Issues

‘Emergency action’ needed to tackle housing deficit

Minister for Housing Darragh O’Brien TD has published The Housing Commission’s report, alongside two reports on proposed wording for a referendum on housing.

The Housing Commission states that it is “cognisant of several pressing issues currently affecting housing in Ireland, such as high inflation in the construction industry, delays in the planning system and acute pressures on the availability of accommodation”.

Within The Housing Commission’s report, there are 83 recommendations outlined that focus on shaping housing policy into the future.

Recommendations

The major challenge identified by the Commission is Ireland’s housing deficit. To tackle this, the report states: “It is critical that this housing deficit is addressed through emergency action.”

Key recommendations include implementing measures to end homelessness, recognising and dealing with Ireland’s housing deficit, and establishing a housing delivery oversight executive in legislation as a decision-making body – something that Minister O’Brien has already ruled out.

The Commission’s report also suggests supporting high-yield Housing Delivery Zones, a Central Construction Supply Unit, and diverse sources for finance, such as stable public financing and collaborative development of standard house and apartment types, to “drive efficiency, reduce costs and support viability”.

Furthermore, The Housing Commission Report aims to conduct a National Housing Condition survey every five years, reform the housing assistance payment system and rental accommodation scheme and use appropriately targeted equity loan schemes to support first-time buyers to purchase a home.

The report acknowledges that it would be highly beneficial to increase the size of the social and cost-rental housing sectors to 20 per cent of the national housing stock, and also increase capacity in the AHB sector.

Government’s preliminary review of The Housing Commission report suggests around 65 of the recommendations are already advanced or at varying stages of implementation, with some more advanced than others.

Additionally, the review states: “Comprehensive consideration will be given to those remaining to be implemented.

“We need to embrace a different risk and decision-making environment across the administrative system. The legacy of the current system of control must be replaced by a strong focus on outcomes.”

Article 40A constitutional change

The 2020 Programme for Government (PfG) committed to establishing a Commission on Housing to examine issues such as tenure, standards, sustainability and quality-of-life issues in the provision of housing.

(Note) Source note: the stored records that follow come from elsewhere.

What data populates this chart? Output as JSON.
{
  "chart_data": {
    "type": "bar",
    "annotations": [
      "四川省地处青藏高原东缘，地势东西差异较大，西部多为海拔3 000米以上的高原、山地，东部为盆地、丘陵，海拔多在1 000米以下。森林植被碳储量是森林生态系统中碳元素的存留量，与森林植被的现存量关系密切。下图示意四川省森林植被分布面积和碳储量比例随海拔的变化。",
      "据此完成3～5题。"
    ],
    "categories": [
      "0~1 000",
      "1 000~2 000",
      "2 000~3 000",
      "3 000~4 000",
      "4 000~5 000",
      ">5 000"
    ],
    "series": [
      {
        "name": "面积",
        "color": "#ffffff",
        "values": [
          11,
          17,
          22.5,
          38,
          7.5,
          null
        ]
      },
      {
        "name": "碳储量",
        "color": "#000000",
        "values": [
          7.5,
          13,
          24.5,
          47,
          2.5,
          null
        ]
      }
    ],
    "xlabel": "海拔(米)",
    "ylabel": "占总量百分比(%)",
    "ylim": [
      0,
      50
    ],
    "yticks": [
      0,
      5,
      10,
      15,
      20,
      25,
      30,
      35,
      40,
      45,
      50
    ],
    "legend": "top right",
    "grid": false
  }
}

The PfG also made a commitment to hold “a referendum on housing”.

As such, the Minister for Housing, Local Government and Heritage assigned the Commission with the specific task of making a recommendation to the Government on the potential wording for a constitutional amendment on housing. The Commission developed its recommendations and proposed wording of an amendment based on giving effect to that position. However, a second minority report was also published.

In considering the wording for a referendum, the Referendum Subcommittee examined “the right to housing in international human rights law and in the domestic legal systems of several different jurisdictions with a view to informing how a right to housing might operate in Ireland”, including Canada, Finland, India, Portugal, Scotland and South Africa.

Following lengthy consideration, the Commission has proposed potential wording for a referendum on housing which includes an explicit recognition by the State of the fundamental importance of having a home to both individuals and society; and a specific guarantee for access to housing. The proposed wording has been suggested as an amendment to Article 40:

1°: The State recognises that having a home is of fundamental importance to quality of life and that access to adequate housing, by facilitating the development of family, social and community relationships, promotes the common good.

2°: The State therefore guarantees to every citizen a right of access to adequate housing and pledges, as far as practicable, by its laws to protect and vindicate that right.

The first sub-article serves to acknowledge and affirm the fundamental importance of having a home to one’s quality of life. It also recognises that access to adequate housing promotes the common good by facilitating the development of family, social and community relationships.

The second sub-article provides for a constitutional guarantee of a right of access to adequate housing. This commits the State to guaranteeing access to adequate housing to all citizens. It is intended to place an obligation on the State to secure the conditions in which access to adequate housing can be realised.

Suggesting that several questions were left unaddressed in the report, commissioners Ronan Lyons and Michael O’Flynn produced a minority report and stated that the “appropriate remedies to address it ought to be systemic, rather than founded on individual rights”.

Furthermore, the minority report suggests that an amendment of Article 45 of the Constitution is also necessary, and states there should be an “obligation on the state” to view housing as a “societal problem” rather than an “individually enforceable right”.

The Commission’s reports will be submitted to the Joint Oireachtas Committee for its consideration. An inter-departmental group will also be convened to develop policy recommendations for Government on foot of the Commission’s work. The advice of the Attorney General will also be sought before recommendations are brought to Government.

Reaction

Commenting on the report, Minister O’Brien said: “The publication of these reports is the culmination of two years of work by the members of the Commission and I thank them most sincerely for this work.

“There is much more work to be done and the work published today will contribute to a robust and informed policy debate and will certainly inform the direction of housing strategy into the future.”

Contrastingly, Sinn Féin spokesperson on Housing, Eoin Ó Broin TD said the Government are “taking people for fools” with the housing progress report and stated that it had no detail on progress from January to March on the delivery of Government housing programmes.